Sementara itu, teori Arab diajukan oleh Jacob Cornelis van Leur dan Buya Hamka. Teori ini menyebutkan
bahwa pengaruh Islam dibawa langsung oleh pedagang Arab sekitar abad ke-7. Teori Arab didukung
dengan adanya pemukiman Islam di Barus, pesisir barat Sumatera, di abad ke-7. Ada pula nisan pada
makam wanita di Gresik, Jawa Timur, yang ditulis dengan huruf Arab bergaya Kufi.

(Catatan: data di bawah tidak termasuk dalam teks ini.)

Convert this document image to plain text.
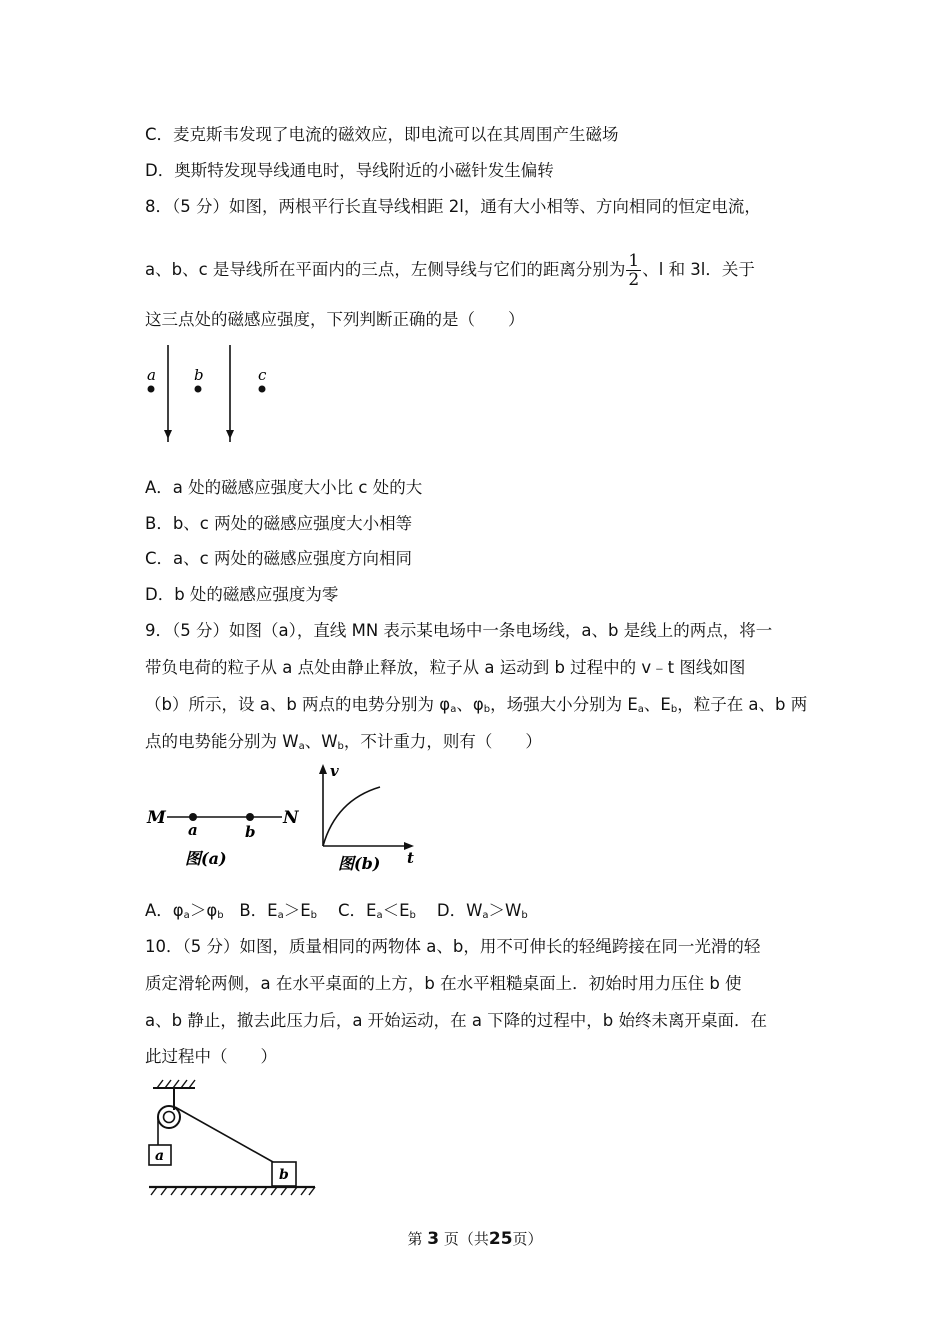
C．麦克斯韦发现了电流的磁效应，即电流可以在其周围产生磁场
D．奥斯特发现导线通电时，导线附近的小磁针发生偏转
8．（5 分）如图，两根平行长直导线相距 2l，通有大小相等、方向相同的恒定电流，
a、b、c 是导线所在平面内的三点，左侧导线与它们的距离分别为 $\frac{1}{2}$ 、l 和 3l．关于
这三点处的磁感应强度，下列判断正确的是（　　）
a	b	c
A．a 处的磁感应强度大小比 c 处的大
B．b、c 两处的磁感应强度大小相等
C．a、c 两处的磁感应强度方向相同
D．b 处的磁感应强度为零
9．（5 分）如图（a），直线 MN 表示某电场中一条电场线，a、b 是线上的两点，将一
带负电荷的粒子从 a 点处由静止释放，粒子从 a 运动到 b 过程中的 v﹣t 图线如图
（b）所示，设 a、b 两点的电势分别为 $\varphi_a$、$\varphi_b$，场强大小分别为 $E_a$、$E_b$，粒子在 a、b 两
点的电势能分别为 $W_a$、$W_b$，不计重力，则有（　　）
M	N
a	b
图(a)
v
t
图(b)
A．$\varphi_a>\varphi_b$ B．$E_a>E_b$ C．$E_a<E_b$ D．$W_a>W_b$
10．（5 分）如图，质量相同的两物体 a、b，用不可伸长的轻绳跨接在同一光滑的轻
质定滑轮两侧，a 在水平桌面的上方，b 在水平粗糙桌面上．初始时用力压住 b 使
a、b 静止，撤去此压力后，a 开始运动，在 a 下降的过程中，b 始终未离开桌面．在
此过程中（　　）
a
b
第 3 页（共25页）
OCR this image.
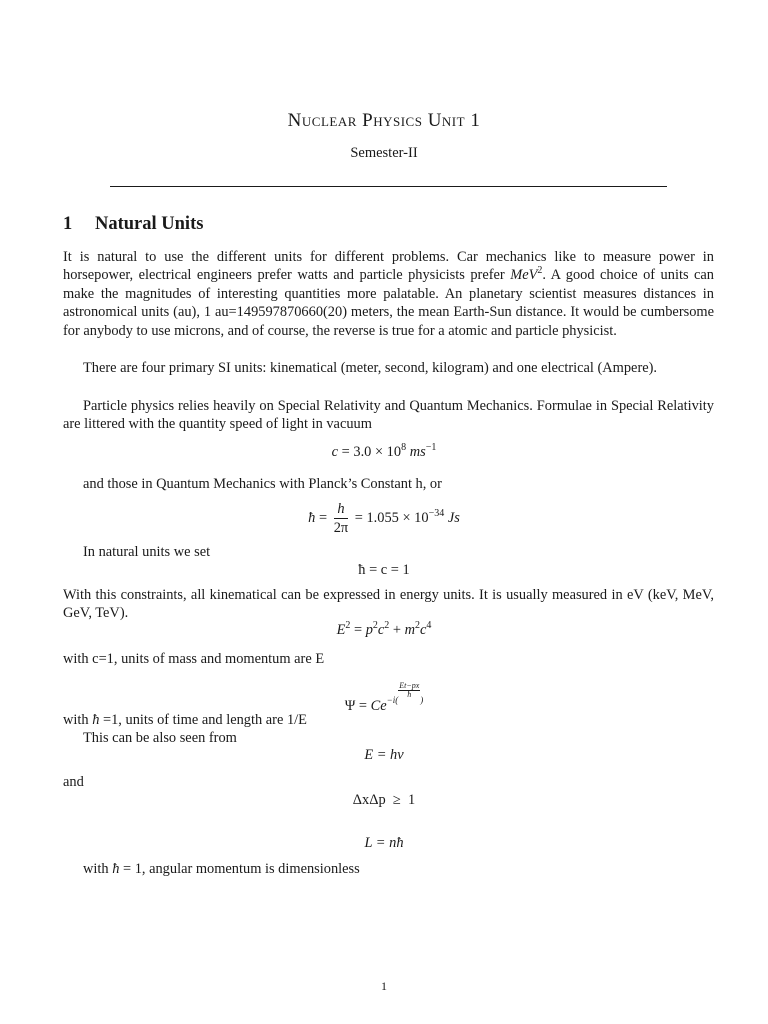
Nuclear Physics Unit 1
Semester-II
1 Natural Units
It is natural to use the different units for different problems. Car mechanics like to measure power in horsepower, electrical engineers prefer watts and particle physicists prefer MeV$^2$. A good choice of units can make the magnitudes of interesting quantities more palatable. An planetary scientist measures distances in astronomical units (au), 1 au=149597870660(20) meters, the mean Earth-Sun distance. It would be cumbersome for anybody to use microns, and of course, the reverse is true for a atomic and particle physicist.
There are four primary SI units: kinematical (meter, second, kilogram) and one electrical (Ampere).
Particle physics relies heavily on Special Relativity and Quantum Mechanics. Formulae in Special Relativity are littered with the quantity speed of light in vacuum
$c = 3.0 \times 10^8$ $ms^{-1}$
and those in Quantum Mechanics with Planck’s Constant h, or
ħ = $\frac{h}{2\pi} = 1.055 \times 10^{-34}$ Js
In natural units we set
ħ = c = 1
With this constraints, all kinematical can be expressed in energy units. It is usually measured in eV (keV, MeV, GeV, TeV).
$E^2 = p^2c^2 + m^2c^4$
with c=1, units of mass and momentum are E
$\Psi = Ce^{-i( \frac{Et-px}{ħ} )}$
with ħ =1, units of time and length are 1/E
This can be also seen from
E = hν
and
ΔxΔp  ≥  1
L = nħ
with ħ = 1, angular momentum is dimensionless
1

Teori lainnya adalah teori Persia yang didukung oleh Hoesein Djajadiningrat. Teori ini berpendapat
bahwa pengaruh Islam di Indonesia dibawa masuk oleh orang-orang Persia sekitar abad ke-13. Argumen
yang diajukan oleh teori ini adalah terdapat kesamaan budaya dan tradisi yang berkembang antara
masyarakat Persia dan Indonesia, seperti peringatan 10 Muharram, kesamaan ajaran sufi, kesamaan
seni kaligrafi pada nisan makan, dan terdapat perkampungan Leran yang sempat menjadi perintis
penyebaran Islam di Jawa.

Perkembangan agama Islam di Indonesia semakin pesat dengan berdirinya kerajaan-kerajaan Islam.
Perkembangan kerajaan Islam di Indonesia berlangsung antara abad ke-13 hingga abad ke-18. Kerajaan
tersebut dapat dibagi berdasarkan lokasi pusat pemerintahan mereka, yaitu di Sumatera, Jawa,
Sulawesi, dan Maluku.

Kerajaan Islam yang didirikan pertama kali adalah Kerajaan Perlak. Bukti sejarah yang menunjukkan
terdapat masyarakat dan kerajaan Islam dilaporkan oleh Marco Polo dari Venesia yang singgah di
Kerajaan Perlak dalam perjalanan pulang ke Italia tahun 1292. Di perlak, Marco Polo juga menjumpai
adanya penduduk yang telah memeluk Islam dan pedagang Islam dari India yang menyebarkan agama
Islam.

Menyusul Kerajaan Perlak, berdiri pula Kerajaan Samudra Pasai. Bukti sejarah adanya kerajaan ini ditulis
oleh Ibnu Batutah, seorang utusan kerajaan Delhi ke Tiongkok. Dalam perjalanan dari India ke Tiongkok,
Ibnu Batutah singgah di Samudra Pasai dan mengunjungi istana Sultan Malik Az-Zahir. Dari hasil
kunjungannya ke kerajaan Islam di Samudra Pasai, diketahui bahwa Samudra Pasai merupakan
pelabuhan penting tempat kapal-kapal India dan Tiongkok berlabuh.

Selain kedua kerajaan tersebut, kerajaan Islam lain yang pernah berdiri di Indonesia di antaranya adalah
Kerajaan Demak, Kerajaan Banten, Kerajaan Mataram, Kerajaan Makassar, Kerajaan Ternate, Kerajaan
Tidore, dan Kerajaan Aceh Darussalam.